By the time I approached the southern region of Mykolaiv, night had come, bringing with it an all-enveloping curtain of black. Each successive dip and crevice the pickup bounced across on the now hidden road felt as though it would open into a crater and drop me into the bowels of the earth.
I’d been on the road for hours, having left Kyiv with an eventual endpoint at the recently liberated city of Kherson. Despite never having visited this part of Ukraine, monotony had set in shortly after the sun had set and continued as mile after mile turned on the odometer. A lack of street lights, or any lights, emitting from the scattered villages along the route was yet another indicator of the terrorism the invaders had inflicted upon the Ukrainian populace. Soon, the sameness and the darkness were pierced by blinking hazard lights ahead, indicating a slowdown. Thinking it was a checkpoint, I pulled the password up and turned off my headlights.

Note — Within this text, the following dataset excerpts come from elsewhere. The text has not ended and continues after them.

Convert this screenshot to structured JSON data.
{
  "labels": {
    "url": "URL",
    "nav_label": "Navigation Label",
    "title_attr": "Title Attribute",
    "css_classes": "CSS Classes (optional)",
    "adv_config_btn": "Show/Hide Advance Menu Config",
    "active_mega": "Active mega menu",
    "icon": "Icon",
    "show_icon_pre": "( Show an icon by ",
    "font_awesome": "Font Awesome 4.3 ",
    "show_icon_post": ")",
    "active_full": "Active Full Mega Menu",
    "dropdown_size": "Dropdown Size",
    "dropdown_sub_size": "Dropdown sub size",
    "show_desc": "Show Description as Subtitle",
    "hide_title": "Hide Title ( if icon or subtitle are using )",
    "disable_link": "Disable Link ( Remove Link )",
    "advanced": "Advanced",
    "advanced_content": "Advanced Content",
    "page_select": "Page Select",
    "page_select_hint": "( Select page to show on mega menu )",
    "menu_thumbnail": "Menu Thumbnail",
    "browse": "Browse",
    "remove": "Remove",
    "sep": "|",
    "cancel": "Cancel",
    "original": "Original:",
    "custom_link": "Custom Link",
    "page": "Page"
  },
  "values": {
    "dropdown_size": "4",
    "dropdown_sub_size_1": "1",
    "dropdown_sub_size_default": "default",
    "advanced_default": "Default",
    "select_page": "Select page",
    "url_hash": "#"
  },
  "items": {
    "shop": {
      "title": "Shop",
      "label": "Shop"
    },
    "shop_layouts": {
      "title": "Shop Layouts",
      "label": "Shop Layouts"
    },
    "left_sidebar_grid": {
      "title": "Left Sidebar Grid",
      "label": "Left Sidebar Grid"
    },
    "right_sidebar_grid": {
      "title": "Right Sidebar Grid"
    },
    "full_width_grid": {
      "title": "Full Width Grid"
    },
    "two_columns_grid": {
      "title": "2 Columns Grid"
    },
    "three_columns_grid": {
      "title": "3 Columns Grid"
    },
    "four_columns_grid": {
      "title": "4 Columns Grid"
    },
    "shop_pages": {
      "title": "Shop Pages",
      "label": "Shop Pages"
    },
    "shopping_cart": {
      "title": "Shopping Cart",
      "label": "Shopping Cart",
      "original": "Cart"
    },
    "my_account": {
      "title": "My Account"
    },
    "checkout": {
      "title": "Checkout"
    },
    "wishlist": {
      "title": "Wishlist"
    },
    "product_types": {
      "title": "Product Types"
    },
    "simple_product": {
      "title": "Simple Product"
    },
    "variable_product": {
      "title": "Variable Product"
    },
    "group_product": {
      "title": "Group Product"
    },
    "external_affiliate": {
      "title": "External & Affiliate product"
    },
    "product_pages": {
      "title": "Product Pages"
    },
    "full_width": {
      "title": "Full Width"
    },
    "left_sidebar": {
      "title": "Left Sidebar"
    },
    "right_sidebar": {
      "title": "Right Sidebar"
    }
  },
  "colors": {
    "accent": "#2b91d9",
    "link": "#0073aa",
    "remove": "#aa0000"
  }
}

The stoppage wasn’t for any reason I would have expected. Police cars fully blocked one lane and most of the other, along with the entrance to a gas station. At the station’s opening, a body splayed on the ground, half of it on the asphalt road, half on the concrete ingress. As we waited to pass, the police covered the now lifeless person with an all-too-familiar white cloth, a now common accessory in the war of Russian aggression. The victim had simply been walking to their home just a quarter mile away when a car hit them.
This was not an auto accident. This was a death caused by the direct actions of the Russian war criminals. The person killed is now another eternal hero of Ukraine.
The country has too many eternal heroes. Too many are dying while defending the values of liberty and the goal of independence. Too many are dying defending themselves and their neighbors from potential enslavement at the hands of a diminutive dictator from St. Petersburg. Dying because they lived in Ukraine.
In the war zone for nearly 11 months, as a journalist, volunteer, and soldier, I have seen death in every form. I’ve seen enough carnage to last a lifetime, and yet the toll mounts. As President Zelenskyy’s peace plan strives for, we must work towards making every death the last death.
In giving service to a flag, to a nation, to the core building blocks of freedom, soldiers are often given tasks that aren’t easy but that they are called to perform. The moment has arrived for me to perform the duty asked of me. After months of being focused on communications, analysis, lobbying, and information warfare for the Armed Forces of Ukraine, my time has arrived to serve on the front.
Days after seeing the civilian lying on the road, I was invited to join a unit as a senior combat medic. This unit - my new unit - is engaged in battle at an eastern axis point and will be upon my arrival. I’ve been at the zero line on several previous occasions, spending time at what others refer to as the front. Though I feel ready in a theoretical sense for my upcoming deployment, in reality, I’m certain no experience of mine has properly prepared me for what I’m about to encounter.
As we push forward toward victory, and I carry out my duties as a soldier, as a medic, as a proud American who believes in the rule of law, and as a global citizen serving the flag of Ukraine, I’m not scared of the unknown, nor fearful of what is ahead. Instead, my service is driven by a commitment to democracy and the understanding that defeating Putin and helping Ukrainians around the world achieve their dual goals of total victory and peace is both an honor and a privilege. When victory arrives, and peace follows, so too will the fulfillment of my dream that the next war-related death is the last death coming from Putin’s evil acts.